Analysis of 15N-1H NMR relaxation in proteins by a combined experimental and molecular dynamics simulation approach: picosecond-nanosecond dynamics of the Rho GTPase binding domain of plexin-B1 in the dimeric state indicates allosteric pathways.

The journal of physical chemistry. B

PubMedID: 23214953

Zerbetto M, Anderson R, Bouguet-Bonnet S, Rech M, Zhang L, Meirovitch E, Polimeno A, Buck M. Analysis of 15N-1H NMR relaxation in proteins by a combined experimental and molecular dynamics simulation approach: picosecond-nanosecond dynamics of the Rho GTPase binding domain of plexin-B1 in the dimeric state indicates allosteric pathways. J Phys Chem B. 2013;117(1):174-84.
We investigate picosecond–nanosecond dynamics of the Rho-GTPase Binding Domain (RBD) of plexin-B1, which plays a key role in plexin-mediated cell signaling. Backbone 15N relaxation data of the dimeric RBD are analyzed with the model-free (MF) method, and with the slowly relaxing local structure/molecular dynamics (SRLS-MD) approach. Independent analysis of the MD trajectories, based on the MF paradigm, is also carried out. MF is a widely popular and simple method, SRLS is a general approach, and SRLS-MD is an integrated approach we developed recently. Corresponding parameters from the RBD dimer, a previously studied RBD monomer mutant, and the previously studied complex of the latter with the GTPase Rac1, are compared. The L2, L3, and L4 loops of the plexin-B1 RBD are involved in interactions with other plexin domains, GTPase binding, and RBD dimerization, respectively. Peptide groups in the loops of both the monomeric and dimeric RBD are found to experience weak and moderately asymmetric local ordering centered approximately at the C(i–1)(a)–C(i)(a) axes, and nanosecond backbone motion.

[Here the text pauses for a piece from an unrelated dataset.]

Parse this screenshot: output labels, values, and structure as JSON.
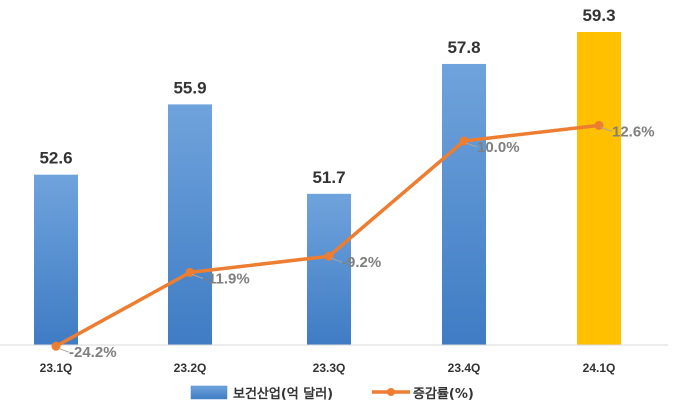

Peptide groups in the a-helices and the ß-strands of the dimer (the ß-strands of the monomer) experience strong and highly asymmetric local ordering centered approximately at the C(i–1)(a)–C(i)(a) axes (N–H bonds). N–H fluctuations occur on the picosecond time scale. An allosteric pathway for GTPase binding, providing new insights into plexin function, is delineated.